Présidentielle 2022 | Enquête électorale - Vague 5
La cinquième vague de l'Enquête Électorale 2022 réalisée par Ipsos / Sopra Steria pour le Cevipof, la Fondation Jean Jaurès et Le Monde propose, en marge des traditionnelles mesures de climat électoral et d'intentions de vote, un volet sur les traits d'image des différents candidats. Si Emmanuel Macron distance ses concurrents en terme de "présidentialité", Marine Le Pen se démarque par sa capacité à incarner le changement et à comprendre les problèmes des Français.
Le pouvoir d'achat, enjeu majeur de la Présidentielle
Dans un contexte de recul de la crise sanitaire et de baisse du chômage, le pouvoir d'achat s'impose comme l'enjeu majeur de la Présidentielle. C'est le sujet le plus souvent cité parmi les trois "qui préoccupent le plus en pensant à la situation du pays", par plus d'un Français sur deux. Surtout, cette préoccupation a nettement augmenté sur les deux derniers mois - 40% de citations en décembre, 44% en janvier pour 52% aujourd'hui - au point de devancer assez nettement "le système de santé" (30%), "l'environnement" (29%) et "l'immigration" (28%) dans la hiérarchie. Le pouvoir d'achat est devenu l'enjeu n°1 dans tous les électorats, sauf chez les partisans de Yannick Jadot où il arrive deuxième derrière l'environnement, et ceux d'Eric Zemmour où il est devancé par l'immigration et la délinquance.
Les traits d'image : pour Emmanuel Macron, la présidentialité
En dépit des efforts gouvernementaux en la matière (suppression de la taxe d'habitation pour 80% des foyers, augmentation du minimum vieillesse ou plus récemment prime inflation de 100€), l'intensité croissante de la préoccupation pour le pouvoir d'achat semble témoigner d'un certain désarroi dans l'opinion, qui a peut-être terni l'image du Président sortant.
Certes, Emmanuel Macron devance très nettement tous ses concurrents en terme de présidentialité : 60% des Français considèrent "qu'il a l'étoffe d'un Président", pour 38% de cet avis concernant Valérie Pécresse, 35% concernant Marine Le Pen, et moins de 25% pour tous les autres.
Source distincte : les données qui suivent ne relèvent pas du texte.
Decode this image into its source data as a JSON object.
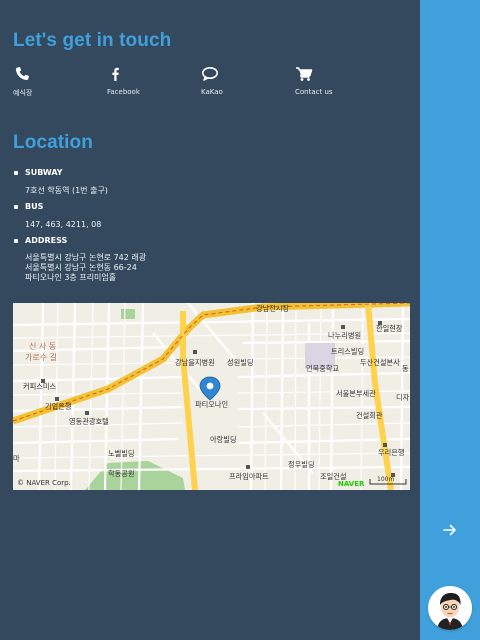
{
  "contact": {
    "heading": "Let's get in touch",
    "items": [
      {
        "label": "예식장",
        "icon": "phone-icon"
      },
      {
        "label": "Facebook",
        "icon": "facebook-icon"
      },
      {
        "label": "KaKao",
        "icon": "chat-bubble-icon"
      },
      {
        "label": "Contact us",
        "icon": "shopping-cart-icon"
      }
    ]
  },
  "location": {
    "heading": "Location",
    "subway": {
      "title": "SUBWAY",
      "value": "7호선 학동역 (1번 출구)"
    },
    "bus": {
      "title": "BUS",
      "value": "147, 463, 4211, 08"
    },
    "address": {
      "title": "ADDRESS",
      "lines": [
        "서울특별시 강남구 논현로 742 래광",
        "서울특별시 강남구 논현동 66-24",
        "파티오나인 3층 프리미엄홀"
      ]
    }
  },
  "map": {
    "labels": {
      "gangnam_jeonsijang": "강남전시장",
      "naneuri_hospital": "나누리병원",
      "hanilhyeon": "한일현창",
      "sinsadong": "신 사 동",
      "garosu": "가로수 길",
      "gangnam_eulji": "강남을지병원",
      "seongwon": "성원빌딩",
      "eonbuk_middle": "언북중학교",
      "trius": "트리스빌딩",
      "dusan": "두산건설본사",
      "coffee": "커피스미스",
      "patio_nine": "파티오나인",
      "gieop_bank": "기업은행",
      "seoul_headquarters": "서울본부세관",
      "geonseol_hall": "건설회관",
      "yeongdong_hotel": "영동관광호텔",
      "arang": "아랑빌딩",
      "nobel": "노벨빌딩",
      "woori_bank": "우리은행",
      "hakdong_park": "학동공원",
      "jeongwoo": "정우빌딩",
      "primiere": "프라임아파트",
      "joil": "조일건설",
      "copyright": "© NAVER Corp.",
      "naver": "NAVER",
      "scale": "100m",
      "ma": "마",
      "disa": "디자",
      "dong": "동"
    },
    "colors": {
      "land": "#f1eee6",
      "road": "#ffffff",
      "major_road": "#ffd24d",
      "park": "#a8d39a",
      "marker": "#2f86d1"
    }
  },
  "sidebar": {
    "arrow_icon": "arrow-right-icon",
    "avatar_icon": "avatar-cartoon-icon",
    "color": "#3fa0dc"
  }
}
Presque autant (57%) jugent "qu'il donne une bonne image de la France à l'étranger" (41% pour Valérie Pécresse, 25% pour Marine Le Pen, moins de 25% pour les autres). Mais Emmanuel Macron n'incarne plus vraiment le changement (40% des Français estiment "qu'il veut vraiment changer les choses", pour 58% d'avis contraires), il "inquiète" une part importante des Français (40%, pour 55% d'avis contraire) et surtout, paraît s'être éloigné de leur quotidien : à peine un électeur sur quatre (25%) considère qu'Emmanuel Macron "comprend bien les problèmes des gens comme nous", pour 73% d'avis contraire.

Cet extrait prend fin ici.